Take “04/09/05.” There’s a jagged, hand-clap-backed refrain with Patton’s wordless scatting and the tickle of Lombardo’s cymbals, a short breath of what could be a buzzing arcade, a quick 1-2-3-4 full-band thrash. Then, an atmospheric bridge of wordless but breathy vocals and what sounds like a bottleneck slide on a reverbed guitar, the thudding punch of a tom, a long-winded whistle-siren, the faux-drama of distant strings in the background, and white noise that bleeds right into a off-kilter drum, guitar, and bass bridge that Patton supplements with a repeating but more subtle scat. Again, the almost twangy bottleneck slide returns above it all, and, as a ball of shrieking grows, there’s one, just one distorted guitar chord and — cut! — spare Lombardo notes accent a soundtrack of socialites maniacally laughing a party. And then another violent thrash. And another. And, between it all, the soundtrack to an old Atari game. This represents about 57 of the song’s 77 seconds. This is noisy, thrilling avant-gardism for the sound constructionist in us all, but also a kind of punk anthem for a new generation, sonic adrenaline for those too angry to wait a minute and a half to discover the location of said anarchy or learn what, exactly, Jello Biafra is too drunk to do.
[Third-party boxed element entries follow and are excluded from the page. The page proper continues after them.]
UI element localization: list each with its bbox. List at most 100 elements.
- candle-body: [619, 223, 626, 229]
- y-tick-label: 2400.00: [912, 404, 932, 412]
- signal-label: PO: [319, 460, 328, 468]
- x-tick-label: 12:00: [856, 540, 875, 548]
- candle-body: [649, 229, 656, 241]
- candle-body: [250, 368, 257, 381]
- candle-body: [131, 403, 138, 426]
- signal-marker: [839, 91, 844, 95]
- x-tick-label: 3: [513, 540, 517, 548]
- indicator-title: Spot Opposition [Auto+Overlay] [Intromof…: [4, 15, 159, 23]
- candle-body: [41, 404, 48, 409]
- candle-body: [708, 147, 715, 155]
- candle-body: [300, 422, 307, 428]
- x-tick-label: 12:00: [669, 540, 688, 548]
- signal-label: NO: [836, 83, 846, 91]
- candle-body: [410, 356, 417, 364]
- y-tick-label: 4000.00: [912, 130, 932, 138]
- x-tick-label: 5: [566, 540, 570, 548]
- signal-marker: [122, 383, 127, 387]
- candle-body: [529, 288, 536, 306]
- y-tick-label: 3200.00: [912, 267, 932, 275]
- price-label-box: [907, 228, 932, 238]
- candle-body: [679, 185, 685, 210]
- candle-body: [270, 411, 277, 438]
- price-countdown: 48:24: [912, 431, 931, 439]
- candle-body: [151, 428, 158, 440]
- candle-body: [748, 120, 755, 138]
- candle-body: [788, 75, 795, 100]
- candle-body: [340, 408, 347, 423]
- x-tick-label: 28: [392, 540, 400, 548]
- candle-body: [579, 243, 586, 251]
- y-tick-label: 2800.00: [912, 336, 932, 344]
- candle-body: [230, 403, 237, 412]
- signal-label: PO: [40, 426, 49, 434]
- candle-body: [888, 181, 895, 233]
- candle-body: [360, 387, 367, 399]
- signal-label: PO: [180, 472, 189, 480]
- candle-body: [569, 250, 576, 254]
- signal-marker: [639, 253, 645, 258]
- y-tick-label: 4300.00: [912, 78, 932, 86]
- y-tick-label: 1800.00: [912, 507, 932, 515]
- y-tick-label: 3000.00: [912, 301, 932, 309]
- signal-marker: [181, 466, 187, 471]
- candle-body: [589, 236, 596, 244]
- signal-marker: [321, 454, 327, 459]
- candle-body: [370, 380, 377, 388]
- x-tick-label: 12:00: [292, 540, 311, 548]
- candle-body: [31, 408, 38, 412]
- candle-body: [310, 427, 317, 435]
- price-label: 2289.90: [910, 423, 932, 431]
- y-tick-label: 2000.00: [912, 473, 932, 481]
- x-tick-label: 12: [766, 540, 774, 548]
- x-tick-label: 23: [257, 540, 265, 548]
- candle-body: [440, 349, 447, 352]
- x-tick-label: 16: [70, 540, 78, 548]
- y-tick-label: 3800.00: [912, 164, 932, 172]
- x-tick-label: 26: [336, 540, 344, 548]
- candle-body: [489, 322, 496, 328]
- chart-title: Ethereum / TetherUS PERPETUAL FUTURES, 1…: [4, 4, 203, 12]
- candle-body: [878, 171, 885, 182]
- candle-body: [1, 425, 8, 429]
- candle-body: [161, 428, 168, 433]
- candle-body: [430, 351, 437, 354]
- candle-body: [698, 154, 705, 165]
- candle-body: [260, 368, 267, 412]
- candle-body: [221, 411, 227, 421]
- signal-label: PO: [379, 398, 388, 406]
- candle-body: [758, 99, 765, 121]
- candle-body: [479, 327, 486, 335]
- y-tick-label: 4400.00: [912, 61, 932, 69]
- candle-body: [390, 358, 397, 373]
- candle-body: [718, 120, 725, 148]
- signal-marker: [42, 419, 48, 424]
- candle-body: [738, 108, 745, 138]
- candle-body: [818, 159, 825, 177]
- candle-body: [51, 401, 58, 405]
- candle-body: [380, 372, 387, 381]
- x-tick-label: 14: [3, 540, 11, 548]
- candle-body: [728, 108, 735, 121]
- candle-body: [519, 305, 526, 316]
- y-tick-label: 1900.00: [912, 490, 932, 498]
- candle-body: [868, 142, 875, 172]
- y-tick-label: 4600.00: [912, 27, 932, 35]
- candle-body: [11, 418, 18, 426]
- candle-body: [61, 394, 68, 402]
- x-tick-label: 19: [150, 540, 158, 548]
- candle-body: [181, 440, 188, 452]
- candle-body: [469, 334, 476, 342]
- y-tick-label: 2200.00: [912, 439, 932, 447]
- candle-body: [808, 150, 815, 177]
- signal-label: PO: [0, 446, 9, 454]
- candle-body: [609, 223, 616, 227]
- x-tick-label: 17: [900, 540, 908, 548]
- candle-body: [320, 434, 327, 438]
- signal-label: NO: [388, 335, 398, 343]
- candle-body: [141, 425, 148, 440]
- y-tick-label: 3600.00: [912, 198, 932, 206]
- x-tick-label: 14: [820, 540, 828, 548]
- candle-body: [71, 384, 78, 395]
Each of the members of Fantômas is in top form on Suspended Animation, and all four have their stand-out, spotlight moments. Patton is somehow constantly one-upping himself in the vocal department, making his past performances seem increasingly quaint and straight-laced, though it’s questionable how much further he can go into the dark fringes of groundbreaking delivery and voice-recording before he becomes a Dada caricature of himself. Osborne’s guitar rage is more pristine and affecting and focused than ever. Lombardo and Dunn, not the most obvious pair one could imagine to work together in this sort of difficult and trying terrain, continue to grow and further complement each other, with Lombardo’s shotgun-blast refrains lent a more angular shape by Dunn’s sometimes jazzy figures and shape-shifting time signatures.
With performances this on the mark, even the overcooked moments on the record — the campy way a possessed/intoxicated Speak ‘N’ Spell spells out the band’s name or introduces the record by saying “Ready for take-off” and “Fasten your seatbelts;” the fact that “04/15/05” is a somber ballad (get it?) complete with a mousy voice laughing at the audience — are excusable, if not an oddly indispensable part of the theatrical palette. And, besides, what more ironic or disorienting way to end a record like this, after the thrashes have given way to an eerie semi-silence, than for a familiar (and we’ll leave unnamed) cartoon star to say in summary, “Well, what did you expect in an opera, a happy ending?” Well, of course not.